I wonder now if she ever wanted the best for me and my family although I'd always thought of her as kind and supportive.

OP posts:
CatamaranViper · 13/02/2024 15:02

You can end a friendship for any reason, and if you don't want to be friends with her any more, then just end it and save yourself the stress.

It sounds like she's just a critical person and she has gotten away with being critical of you in the past because you haven't said anything or stopped her. Maybe she was secretly worried, maybe she was jealous, maybe she genuinely thought she was right, who knows, but you let her treat you this way for so long without standing up to her or asking her to stop.

LauderSyme · 13/02/2024 15:04

She sounds awful: overbearing and self righteous. How dare she criticise your parenting?! Unless a parent is doing something obviously detrimental to their child, nobody has that right. Especially not to criticise as much and as ferociously as she did. Outrageous behaviour from her and not remotely kind or supportive to a friend.

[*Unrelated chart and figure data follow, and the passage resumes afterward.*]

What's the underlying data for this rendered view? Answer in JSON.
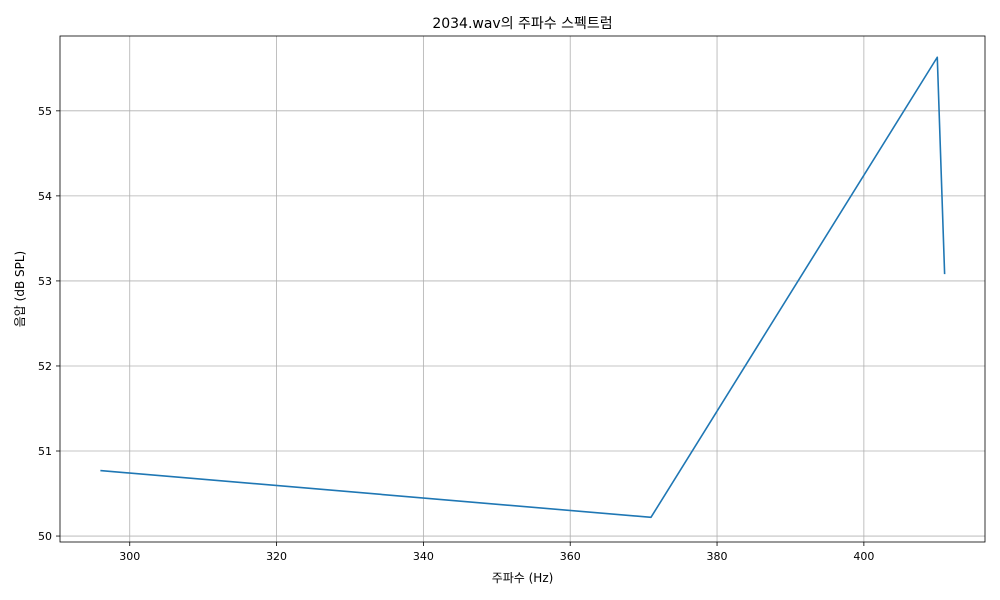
{
  "chart_data": {
    "type": "line",
    "title": "2034.wav의 주파수 스펙트럼",
    "xlabel": "주파수 (Hz)",
    "ylabel": "음압 (dB SPL)",
    "xlim": [
      290.5,
      416.5
    ],
    "ylim": [
      49.93,
      55.88
    ],
    "grid": true,
    "x_ticks": [
      300,
      320,
      340,
      360,
      380,
      400
    ],
    "y_ticks": [
      50,
      51,
      52,
      53,
      54,
      55
    ],
    "series": [
      {
        "color": "#1f77b4",
        "x": [
          296,
          371,
          410,
          411
        ],
        "y": [
          50.77,
          50.22,
          55.63,
          53.08
        ]
      }
    ]
  }
}
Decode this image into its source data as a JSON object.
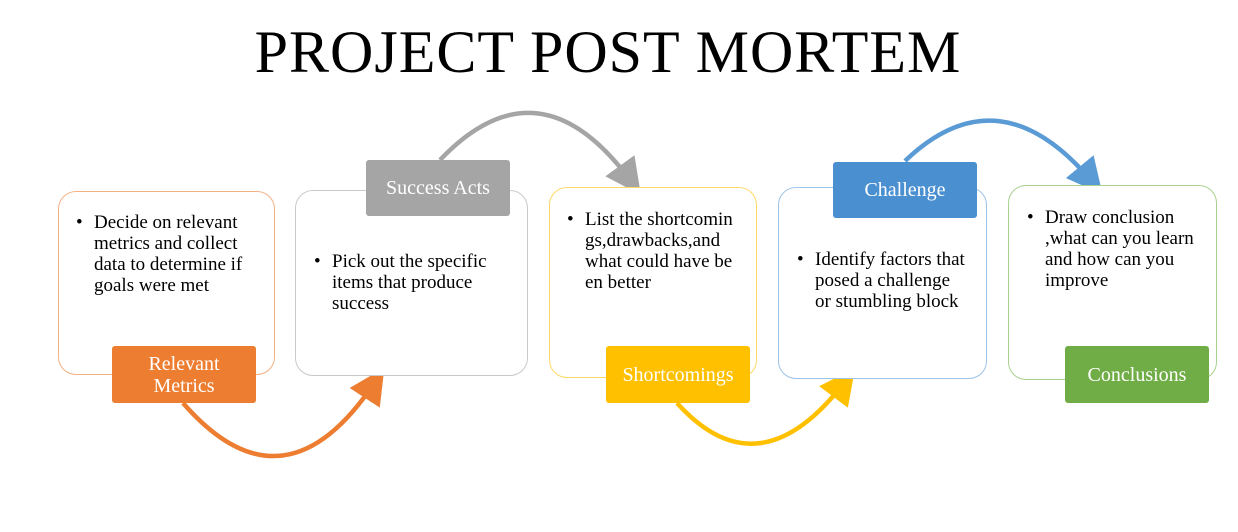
{
  "title": "PROJECT POST MORTEM",
  "colors": {
    "orange": "#ED7D31",
    "gray": "#A5A5A5",
    "yellow": "#FFC000",
    "blue": "#5B9BD5",
    "green": "#70AD47"
  },
  "bullet_glyph": "•",
  "steps": [
    {
      "label": "Relevant Metrics",
      "text": "Decide on relevant metrics and collect data to determine if goals were met"
    },
    {
      "label": "Success Acts",
      "text": "Pick out the specific items that produce success"
    },
    {
      "label": "Shortcomings",
      "text": "List the shortcomings,drawbacks,and what could have been better"
    },
    {
      "label": "Challenge",
      "text": "Identify factors that posed a challenge or stumbling block"
    },
    {
      "label": "Conclusions",
      "text": "Draw conclusion ,what can you learn and how can you improve"
    }
  ]
}
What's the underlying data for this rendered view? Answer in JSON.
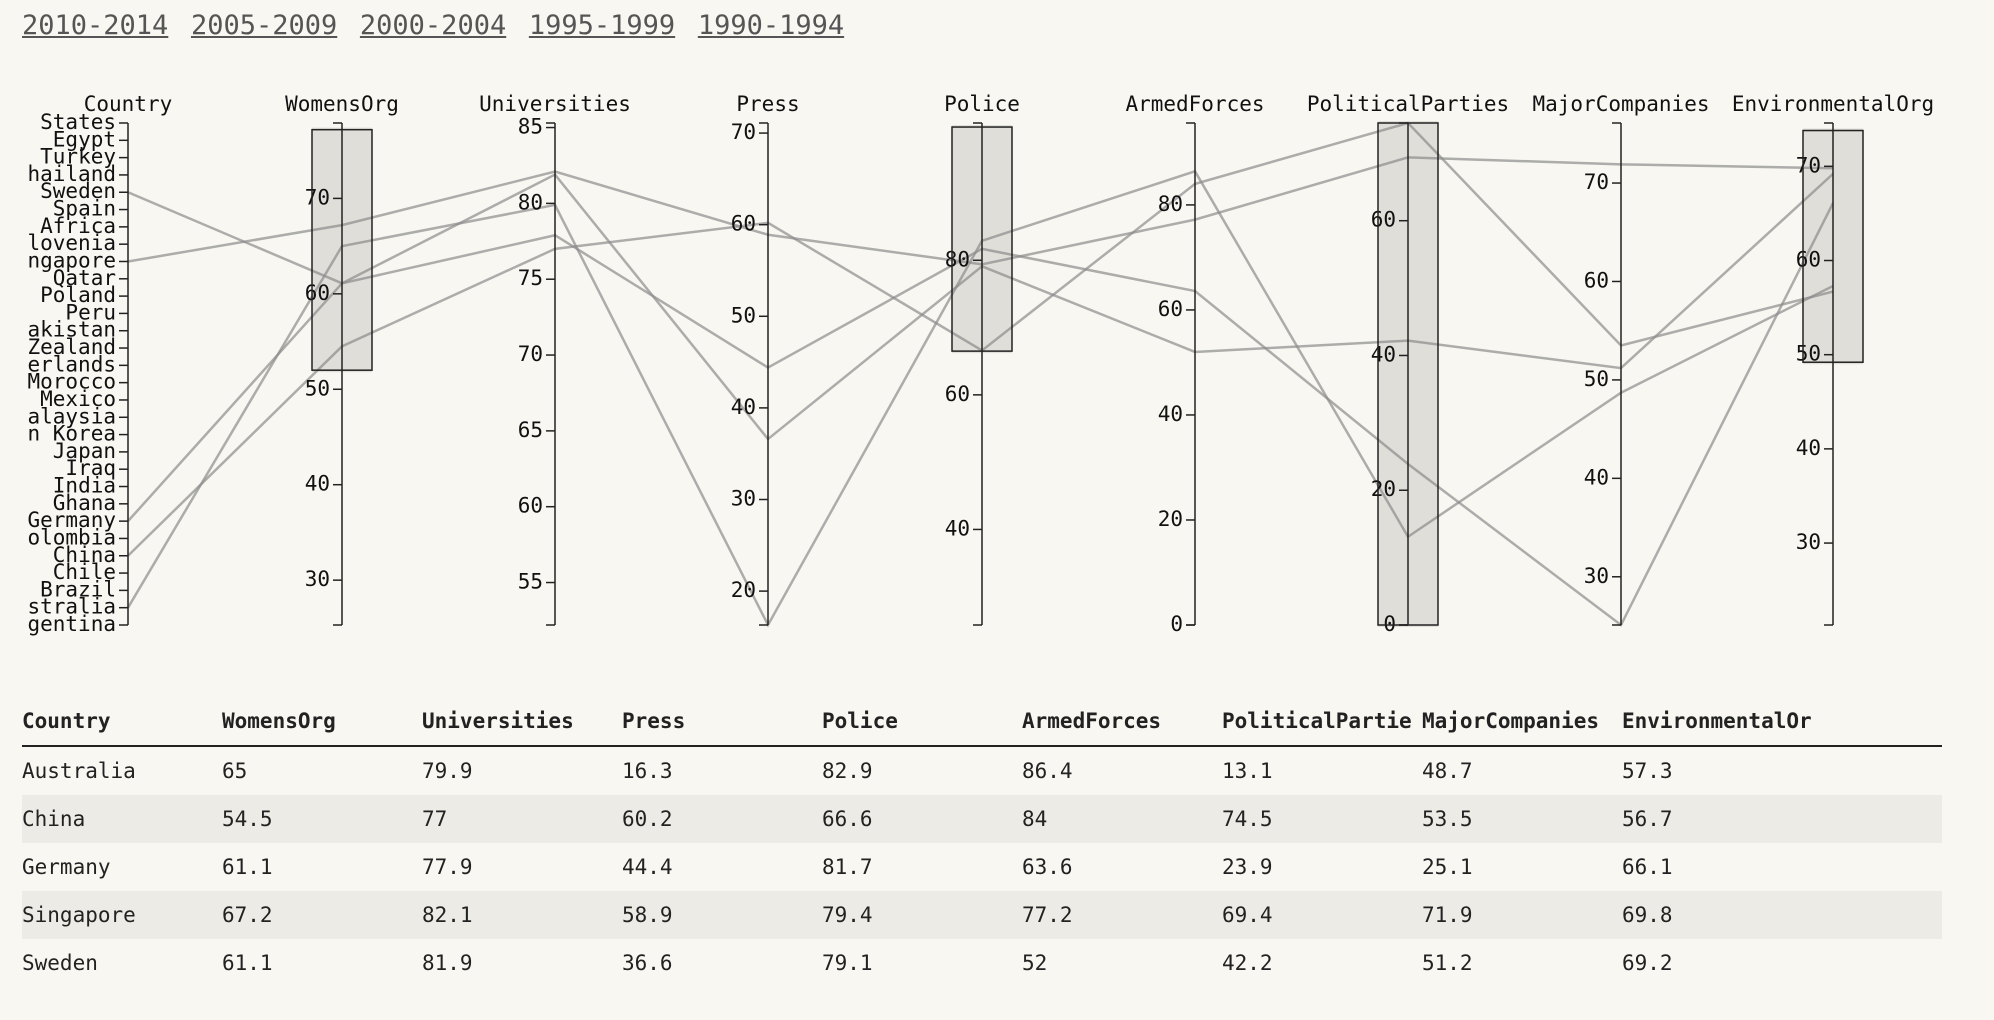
{
  "nav": {
    "periods": [
      "2010-2014",
      "2005-2009",
      "2000-2004",
      "1995-1999",
      "1990-1994"
    ]
  },
  "chart_data": {
    "type": "parallel-coordinates",
    "dimensions": [
      "Country",
      "WomensOrg",
      "Universities",
      "Press",
      "Police",
      "ArmedForces",
      "PoliticalParties",
      "MajorCompanies",
      "EnvironmentalOrg"
    ],
    "country_axis": [
      "States",
      "Egypt",
      "Turkey",
      "hailand",
      "Sweden",
      "Spain",
      "Africa",
      "lovenia",
      "ngapore",
      "Qatar",
      "Poland",
      "Peru",
      "akistan",
      "Zealand",
      "erlands",
      "Morocco",
      "Mexico",
      "alaysia",
      "n Korea",
      "Japan",
      "Iraq",
      "India",
      "Ghana",
      "Germany",
      "olombia",
      "China",
      "Chile",
      "Brazil",
      "stralia",
      "gentina"
    ],
    "axes": [
      {
        "name": "WomensOrg",
        "domain": [
          25.3,
          77.9
        ],
        "ticks": [
          30,
          40,
          50,
          60,
          70
        ]
      },
      {
        "name": "Universities",
        "domain": [
          52.2,
          85.3
        ],
        "ticks": [
          55,
          60,
          65,
          70,
          75,
          80,
          85
        ]
      },
      {
        "name": "Press",
        "domain": [
          16.3,
          71.1
        ],
        "ticks": [
          20,
          30,
          40,
          50,
          60,
          70
        ]
      },
      {
        "name": "Police",
        "domain": [
          25.8,
          100.4
        ],
        "ticks": [
          40,
          60,
          80
        ]
      },
      {
        "name": "ArmedForces",
        "domain": [
          0,
          95.6
        ],
        "ticks": [
          0,
          20,
          40,
          60,
          80
        ]
      },
      {
        "name": "PoliticalParties",
        "domain": [
          0,
          74.5
        ],
        "ticks": [
          0,
          20,
          40,
          60
        ]
      },
      {
        "name": "MajorCompanies",
        "domain": [
          25.1,
          76.1
        ],
        "ticks": [
          30,
          40,
          50,
          60,
          70
        ]
      },
      {
        "name": "EnvironmentalOrg",
        "domain": [
          21.3,
          74.6
        ],
        "ticks": [
          30,
          40,
          50,
          60,
          70
        ]
      }
    ],
    "brushes": [
      {
        "axis": "WomensOrg",
        "range": [
          52,
          77.2
        ]
      },
      {
        "axis": "Police",
        "range": [
          66.5,
          99.8
        ]
      },
      {
        "axis": "PoliticalParties",
        "range": [
          0,
          74.5
        ]
      },
      {
        "axis": "EnvironmentalOrg",
        "range": [
          49.2,
          73.8
        ]
      }
    ],
    "rows": [
      {
        "Country": "Australia",
        "WomensOrg": 65,
        "Universities": 79.9,
        "Press": 16.3,
        "Police": 82.9,
        "ArmedForces": 86.4,
        "PoliticalParties": 13.1,
        "MajorCompanies": 48.7,
        "EnvironmentalOrg": 57.3
      },
      {
        "Country": "China",
        "WomensOrg": 54.5,
        "Universities": 77,
        "Press": 60.2,
        "Police": 66.6,
        "ArmedForces": 84,
        "PoliticalParties": 74.5,
        "MajorCompanies": 53.5,
        "EnvironmentalOrg": 56.7
      },
      {
        "Country": "Germany",
        "WomensOrg": 61.1,
        "Universities": 77.9,
        "Press": 44.4,
        "Police": 81.7,
        "ArmedForces": 63.6,
        "PoliticalParties": 23.9,
        "MajorCompanies": 25.1,
        "EnvironmentalOrg": 66.1
      },
      {
        "Country": "Singapore",
        "WomensOrg": 67.2,
        "Universities": 82.1,
        "Press": 58.9,
        "Police": 79.4,
        "ArmedForces": 77.2,
        "PoliticalParties": 69.4,
        "MajorCompanies": 71.9,
        "EnvironmentalOrg": 69.8
      },
      {
        "Country": "Sweden",
        "WomensOrg": 61.1,
        "Universities": 81.9,
        "Press": 36.6,
        "Police": 79.1,
        "ArmedForces": 52,
        "PoliticalParties": 42.2,
        "MajorCompanies": 51.2,
        "EnvironmentalOrg": 69.2
      }
    ]
  },
  "table": {
    "headers": [
      "Country",
      "WomensOrg",
      "Universities",
      "Press",
      "Police",
      "ArmedForces",
      "PoliticalPartie",
      "MajorCompanies",
      "EnvironmentalOr"
    ],
    "rows": [
      [
        "Australia",
        "65",
        "79.9",
        "16.3",
        "82.9",
        "86.4",
        "13.1",
        "48.7",
        "57.3"
      ],
      [
        "China",
        "54.5",
        "77",
        "60.2",
        "66.6",
        "84",
        "74.5",
        "53.5",
        "56.7"
      ],
      [
        "Germany",
        "61.1",
        "77.9",
        "44.4",
        "81.7",
        "63.6",
        "23.9",
        "25.1",
        "66.1"
      ],
      [
        "Singapore",
        "67.2",
        "82.1",
        "58.9",
        "79.4",
        "77.2",
        "69.4",
        "71.9",
        "69.8"
      ],
      [
        "Sweden",
        "61.1",
        "81.9",
        "36.6",
        "79.1",
        "52",
        "42.2",
        "51.2",
        "69.2"
      ]
    ]
  }
}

She should have been putting her energy into her relationship with her own dd. Maybe tell her that you are stepping away from the friendship so that she can focus on her own family's problems rather than the imaginary ones she concocted and projected onto your family.

fiskal · 13/02/2024 15:09

I think Covid was part of the issue. I only really saw DH, DD and this friend as we took the girls out to play and formed a bubble with her. My siblings live abroad and my parents were vulnerable. So I didn't have any other sources who might've counterbalanced her narrative. I do think I let her manipulate me though. I think she did get some satisfaction from feeling superior possibly.

Anyway thanks for the thoughts I will withdraw. Even though she doesn't do the gaslighting anymore who is to say she won't again.

OP posts:
Sandia1 · 13/02/2024 15:13

Please consider that her behaviour may have been unintentional. Some people do get a bit preachy when they have children and she may have been projecting her worries onto you without realising. I would personally give her the benefit of the doubt and see what she is like now your children are growing up. Do you enjoy her company? If so, I would give it time.

gemloving · 13/02/2024 15:17

Hi OP, this seems to have been some time ago. I'm not sure she meant to hurt you (I obvs don't know her) but might have been a bit opinionated navigating this new life as a new mum especially when she had a difficult child at home.

I'm not sure I'd end a friendship over something that's been in the past if it's all fine now. It's up to you of course and you have to set the boundary/ do what you like.

fiskal · 13/02/2024 15:22

She's not a new mum this was her third child. I was a new mum.

I do like her, outside of the parenting stuff. I admire her as she's over come a lot. She can be funny and sweet.

But the only way we can be friends I think is if we never discuss the girls. I have been worried about her DD and obviously she did tell me about the ADHD diagnosis and medication plan so I feel protective and concerned.

But sometimes I see our dynamic playing out with our daughters and that worries me too. Mind you my DD is more tough than me.

OP posts:
aitchteeaitch · 13/02/2024 15:33

I'd just take a casual step back from the friendship. The dc are older now anyway, and will be making their own friends.

It is around this time that mum friendships do tend to start to drift apart a bit. All you had in common is that you gave birth around the same time. Would you have chosen to make friends with her otherwise?